Here's a recent thread for starters. http://www.puritanboard.com/f15/Jesus-calling-pca-82431/


----------



## Free Christian (Mar 23, 2014)

Charismatic. From what I have been able to pick up on, its almost, though not exactly the same, a bit Ellen Whitish.


----------



## Jerusalem Blade (Mar 23, 2014)

It’s worse than realized. A good friend was given the book, and is quite taken with it. I knew right off something was wrong so I looked around and found the book, _“Another Jesus” Calling_ (alluding to the verse 2 Cor 11:4), which is a detailed and in-depth refutation of Sarah Young’s book. From a blurb on the refuting book:
When former New Ager Warren B. Smith read _Jesus Calling_, he became greatly concerned, finding it troubling to see a number of New Age practices and concepts being presented as completely normal for Christians.

Even more troubling, there were no warnings or disclaimers about what was being introduced. By the end of the book, _Jesus Calling_ and its “Jesus” had subtly, and not so subtly, introduced occult/New Age channeling, spiritual dictation, creative visualization, meditation, divine alchemy, co-creation with God, and _practicing the presence_ like it was everyday Christian fare. New Age terms and concepts were brought into the messages like they were no big deal. And added to this were indirect references to a pantheistic poet and two classic New Age books, along with a hearty endorsement of _God Calling_ – the channeled book that inspired Sarah Young to try and receive her own personal messages from Jesus.
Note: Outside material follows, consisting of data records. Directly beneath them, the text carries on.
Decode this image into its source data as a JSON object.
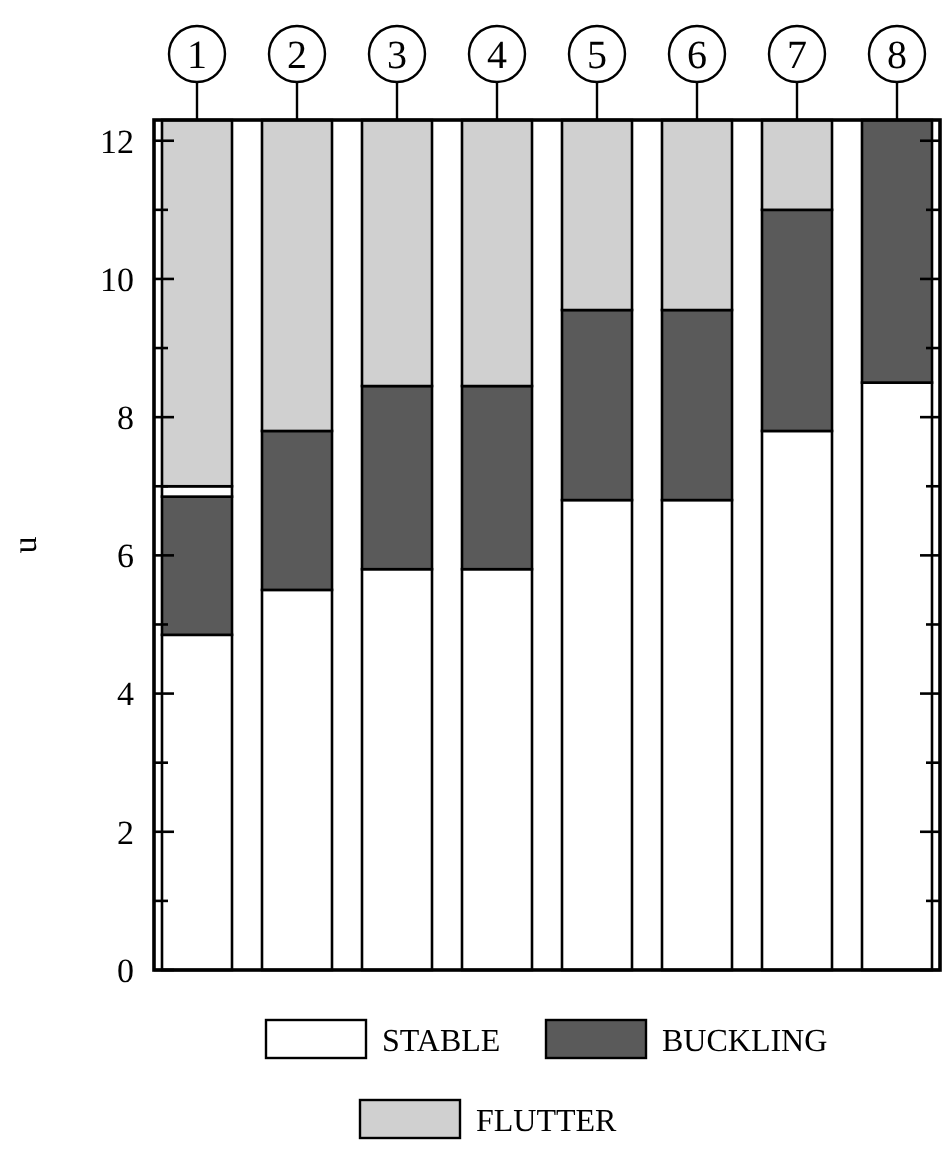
{
  "chart_data": {
    "type": "bar",
    "stacked": true,
    "ylabel": "u",
    "categories": [
      "1",
      "2",
      "3",
      "4",
      "5",
      "6",
      "7",
      "8"
    ],
    "ylim": [
      0,
      12.3
    ],
    "yticks": [
      0,
      {
        "value": 1,
        "label": null
      },
      2,
      {
        "value": 3,
        "label": null
      },
      4,
      {
        "value": 5,
        "label": null
      },
      6,
      {
        "value": 7,
        "label": null
      },
      8,
      {
        "value": 9,
        "label": null
      },
      10,
      {
        "value": 11,
        "label": null
      },
      12
    ],
    "legend": "bottom",
    "series": [
      {
        "name": "STABLE",
        "color": "#ffffff",
        "values": [
          4.85,
          5.5,
          5.8,
          5.8,
          6.8,
          6.8,
          7.8,
          8.5
        ]
      },
      {
        "name": "BUCKLING",
        "color": "#5a5a5a",
        "values": [
          2.0,
          2.3,
          2.65,
          2.65,
          2.75,
          2.75,
          3.2,
          3.8
        ]
      },
      {
        "color": "#ffffff",
        "values": [
          0.15,
          0,
          0,
          0,
          0,
          0,
          0,
          0
        ]
      },
      {
        "name": "FLUTTER",
        "color": "#d0d0d0",
        "values": [
          5.3,
          4.5,
          3.85,
          3.85,
          2.75,
          2.75,
          1.3,
          0
        ]
      }
    ]
  }
}
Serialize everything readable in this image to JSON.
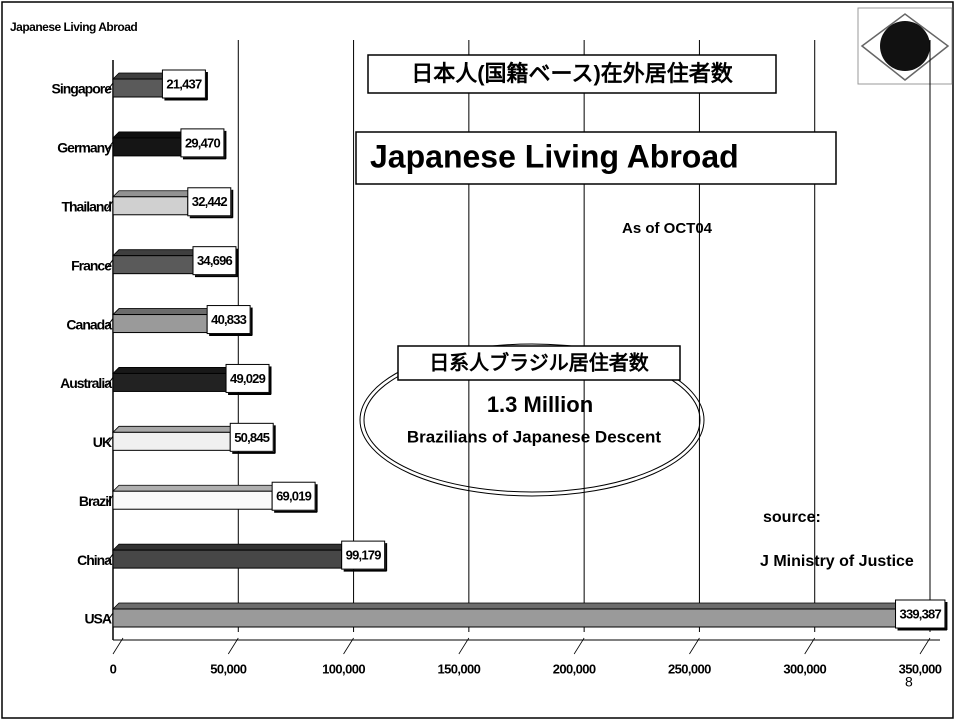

The unusual use of language by the “Jesus” of _Jesus Calling_ was also disturbing. It seemed to run the gamut from “everyday Joe” language to strange word choice, unwarranted flattery, worldly clichés, repetitive phrases, disparaging comments, and not so subtle mockery. All in all, _Jesus Calling_ seemed to be an obvious attempt by our spiritual Adversary to get an even further foothold inside the Christian church.​ 
The book may be gotten here. 

More reviews:

About _"Another Jesus" Calling_: From the Lighthouse BlogImportant New Book By Warren B. Smith Examines Sarah Young’s Jesus Calling – A Biblical Critique

Lighthouse Trails: From the Lighthouse BlogAbout That Jesus Calling – 10 Things You Might Not Know

Tim Challies review: Jesus Calling | Challies Dot Com

Review of _God Calling_: From the Lighthouse BlogBook Review: God Calling edited by A.J. Russell

Is Deception Calling? A Review: Is Deception Calling? A review of Jesus Calling by Sarah Young | Steak and a Bible

Do not be surprised – Another review: Do Not Be Surprised...: Jesus Calling

--------

I have found Lighthouse Trails a keen discernment ministry. Yes, they are Dispensational, and I think IFB, but nonetheless very sharp and Biblical in this area of discernment.


----------